Moorcock wrote these novels in the 'sixties to help finance New Worlds and wrote them quickly, but it is not obvious. And the tricks he has used help to drive the story on, but also underpin it, starting with the reversal of making Granbretan the villain of the piece, and Londra the centre of the spiderweb of evil, and King-Emperor Huon the evil spider. On the other side Hawkmoon, Duke of Koln, could be one of Rider Haggard's heroes unspoiled by excessive introversion or doubt. Then, there is a satisfying appearance and disappearance of characters - as they seem to switch allegiance, and likewise weapons and craft don't last overlong.

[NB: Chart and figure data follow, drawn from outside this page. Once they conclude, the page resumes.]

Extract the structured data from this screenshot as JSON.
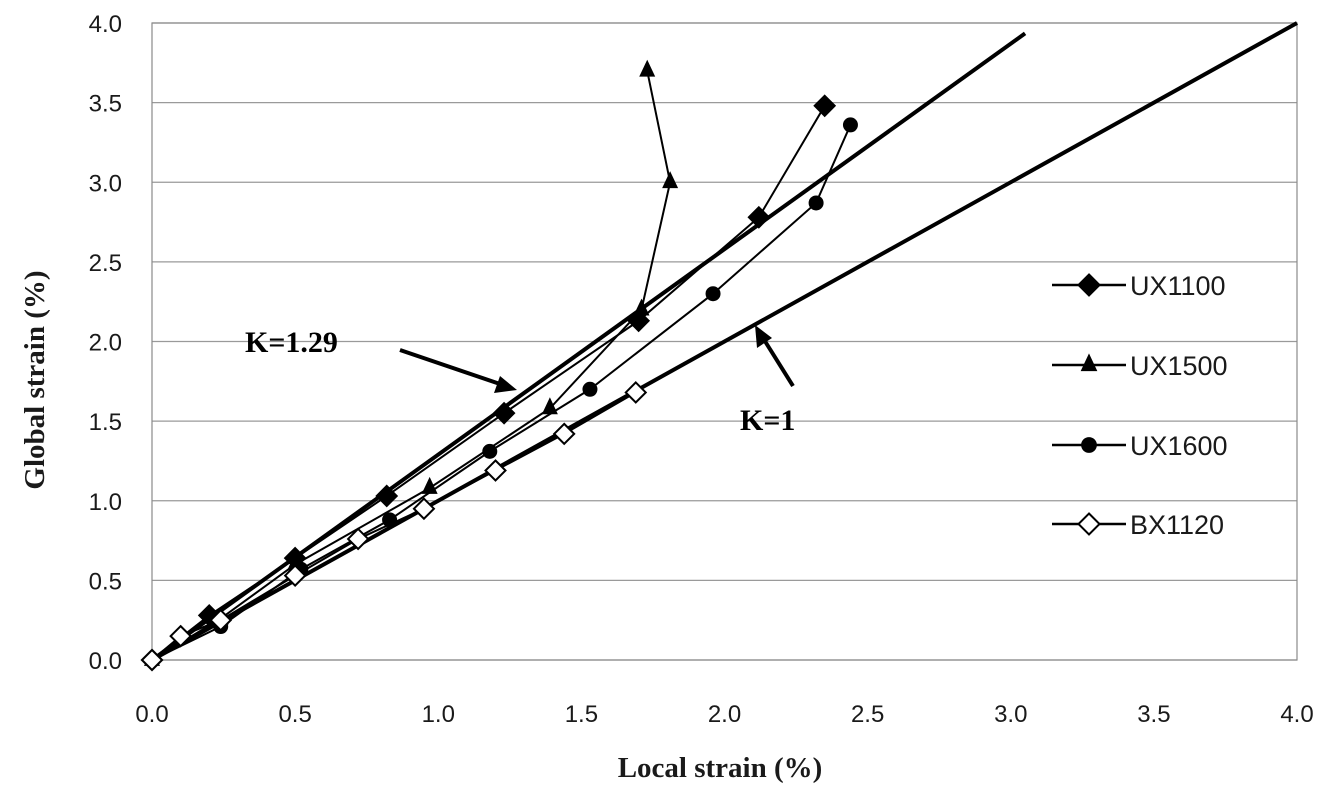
{
  "chart_data": {
    "type": "scatter",
    "title": "",
    "xlabel": "Local strain (%)",
    "ylabel": "Global strain (%)",
    "xlim": [
      0,
      4
    ],
    "ylim": [
      0,
      4
    ],
    "x_ticks": [
      "0.0",
      "0.5",
      "1.0",
      "1.5",
      "2.0",
      "2.5",
      "3.0",
      "3.5",
      "4.0"
    ],
    "y_ticks": [
      "0.0",
      "0.5",
      "1.0",
      "1.5",
      "2.0",
      "2.5",
      "3.0",
      "3.5",
      "4.0"
    ],
    "grid": "horizontal",
    "legend_position": "right",
    "series": [
      {
        "name": "UX1100",
        "marker": "diamond-filled",
        "points": [
          [
            0.0,
            0.0
          ],
          [
            0.2,
            0.28
          ],
          [
            0.5,
            0.64
          ],
          [
            0.82,
            1.03
          ],
          [
            1.23,
            1.55
          ],
          [
            1.7,
            2.13
          ],
          [
            2.12,
            2.78
          ],
          [
            2.35,
            3.48
          ]
        ]
      },
      {
        "name": "UX1500",
        "marker": "triangle-filled",
        "points": [
          [
            0.0,
            0.0
          ],
          [
            0.24,
            0.26
          ],
          [
            0.5,
            0.6
          ],
          [
            0.97,
            1.08
          ],
          [
            1.39,
            1.58
          ],
          [
            1.71,
            2.2
          ],
          [
            1.81,
            3.0
          ],
          [
            1.73,
            3.7
          ]
        ]
      },
      {
        "name": "UX1600",
        "marker": "circle-filled",
        "points": [
          [
            0.0,
            0.0
          ],
          [
            0.24,
            0.21
          ],
          [
            0.52,
            0.57
          ],
          [
            0.83,
            0.88
          ],
          [
            1.18,
            1.31
          ],
          [
            1.53,
            1.7
          ],
          [
            1.96,
            2.3
          ],
          [
            2.32,
            2.87
          ],
          [
            2.44,
            3.36
          ]
        ]
      },
      {
        "name": "BX1120",
        "marker": "diamond-open",
        "points": [
          [
            0.0,
            0.0
          ],
          [
            0.1,
            0.15
          ],
          [
            0.24,
            0.25
          ],
          [
            0.5,
            0.53
          ],
          [
            0.72,
            0.76
          ],
          [
            0.95,
            0.95
          ],
          [
            1.2,
            1.19
          ],
          [
            1.44,
            1.42
          ],
          [
            1.69,
            1.68
          ]
        ]
      }
    ],
    "reference_lines": [
      {
        "label": "K=1.29",
        "slope": 1.29,
        "x_range": [
          0,
          3.05
        ]
      },
      {
        "label": "K=1",
        "slope": 1.0,
        "x_range": [
          0,
          4.0
        ]
      }
    ],
    "annotations": [
      {
        "text": "K=1.29",
        "target_line": "K=1.29"
      },
      {
        "text": "K=1",
        "target_line": "K=1"
      }
    ]
  }
}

Hawkmoon escapes from the Kamarg on a giant flamingo, for instance, only for it to be shot down by a hunter who will become his friend. The Granbretanians, meanwhile, will persue him from their slow and ungainly ornithopters. For this is the far future where gothic science meets mutant beast in a new Dark Age.
How far all this fits into Moorcock's Tale of the Eternal Champion I can't say, but on its own it stands up as "a good read", and on that I recommend it.